According to the World Food Programme, the Food and Agriculture Organization estimates that 795 million people suffer from hunger, and 98 percent of these people live in developing countries.

Meanwhile, one-third of the world’s population is considered overweight, or obese. According to the Atlantic, 62 percent of those people live in developing countries. In Libya and Lebanon, the prevalence of obesity and adults who are overweight has reached a staggering 68.7 percent.

Treating obesity in developing countries has largely been neglected due to the focus on undernourishment by hunger-relief programs and other humanitarian aid resources. However, the effects of obesity can be just as devastating and debilitating as the effects of chronic hunger.

The pandemic of obesity in the developing world may lead to a rise in health conditions, such as heart disease, diabetes, and cancer–diseases that the health infrastructure in developing countries is not currently equipped to handle. Obesity may also reverse progress that has been made to lift those living in developing regions out of poverty. For example, living with diabetes in China results in an annual 16.3 percent loss of income, according to the Global Nutrition Report.

Treating obesity-related diseases, such as diabetes, is something that those barely living above the poverty line can hardly afford. Therefore, efforts to prevent and reverse the effects of malnutrition in developing countries should be equally directed toward obesity and undernourishment.

Addressing the “dual burden” of malnutrition can be difficult due to the contradictory approaches of treating the undernourished and treating those who struggle with being overweight. An integrated treatment for malnutrition may be more cohesive in reducing the prevalence of both forms of malnutrition.
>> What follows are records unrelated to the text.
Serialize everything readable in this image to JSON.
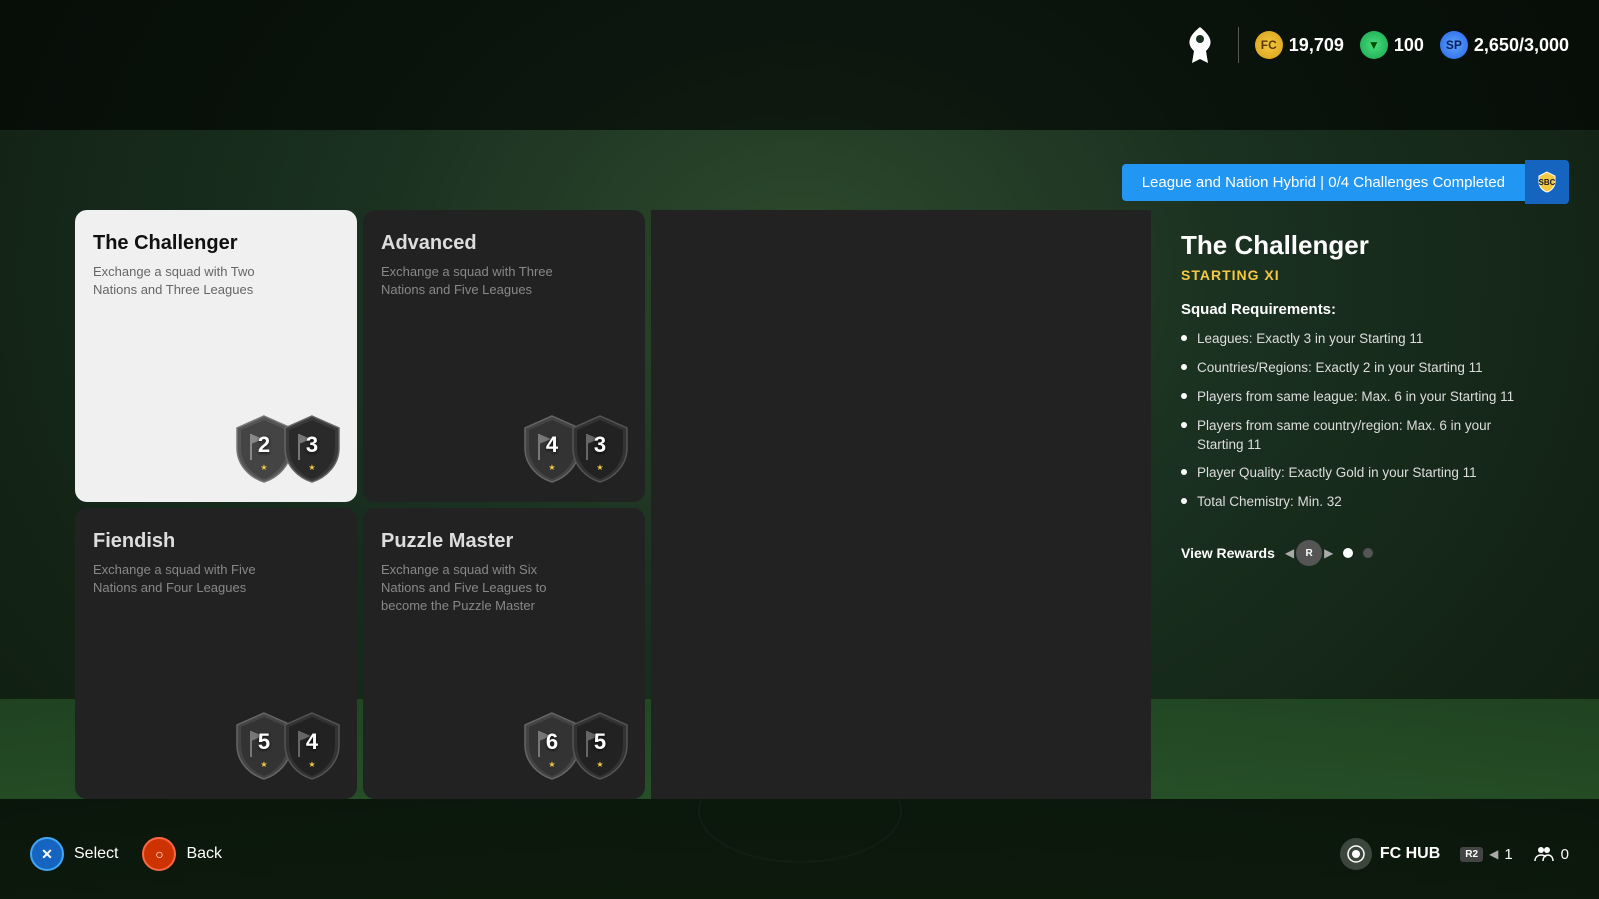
{
  "top_bar": {
    "coins": "19,709",
    "points": "100",
    "sp_current": "2,650",
    "sp_max": "3,000"
  },
  "challenge_banner": {
    "text": "League and Nation Hybrid | 0/4 Challenges Completed"
  },
  "cards": [
    {
      "id": "challenger",
      "title": "The Challenger",
      "description": "Exchange a squad with Two Nations and Three Leagues",
      "badge1": "2",
      "badge2": "3",
      "selected": true
    },
    {
      "id": "advanced",
      "title": "Advanced",
      "description": "Exchange a squad with Three Nations and Five Leagues",
      "badge1": "4",
      "badge2": "3",
      "selected": false
    },
    {
      "id": "fiendish",
      "title": "Fiendish",
      "description": "Exchange a squad with Five Nations and Four Leagues",
      "badge1": "5",
      "badge2": "4",
      "selected": false
    },
    {
      "id": "puzzle_master",
      "title": "Puzzle Master",
      "description": "Exchange a squad with Six Nations and Five Leagues to become the Puzzle Master",
      "badge1": "6",
      "badge2": "5",
      "selected": false
    }
  ],
  "detail_panel": {
    "title": "The Challenger",
    "subtitle": "STARTING XI",
    "requirements_heading": "Squad Requirements:",
    "requirements": [
      "Leagues: Exactly 3 in your Starting 11",
      "Countries/Regions: Exactly 2 in your Starting 11",
      "Players from same league: Max. 6 in your Starting 11",
      "Players from same country/region: Max. 6 in your Starting 11",
      "Player Quality: Exactly Gold in your Starting 11",
      "Total Chemistry: Min. 32"
    ],
    "view_rewards_label": "View Rewards"
  },
  "bottom_bar": {
    "select_label": "Select",
    "back_label": "Back",
    "fc_hub_label": "FC HUB",
    "count1": "1",
    "count2": "0"
  }
}
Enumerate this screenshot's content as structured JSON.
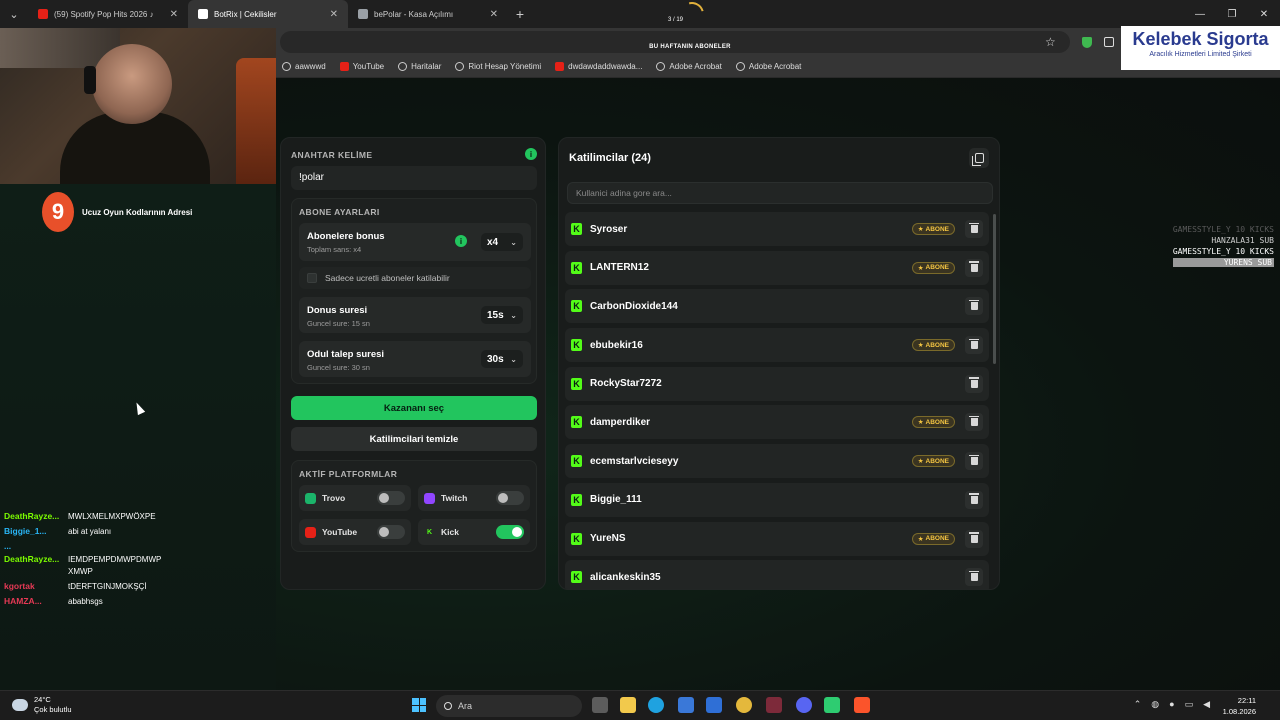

For example, high quality diets that are nutrient-rich, yet low in fat, sodium and sugar may benefit either undernutrition or overnutrition, according to the Population Reference Bureau. In addition to diet, community nutrition programs may benefit by encouraging physical activity and adequate protein intake to contribute to a healthy body composition.

In addition to adjusting nutrition-based health advice to address all forms of malnutrition, turning recommendations into legislation is vital to the health of those living in the developing world. Policies to monitor and regulate the food market and to increase the accessibility of healthy food would help address obesity in developing countries as the influence of urbanization increases.

By investing more in the treatment of malnutrition and mobilizing government leaders and policy makers, the goal set by world leaders in September 2015 to end malnutrition by 2030 looks promising.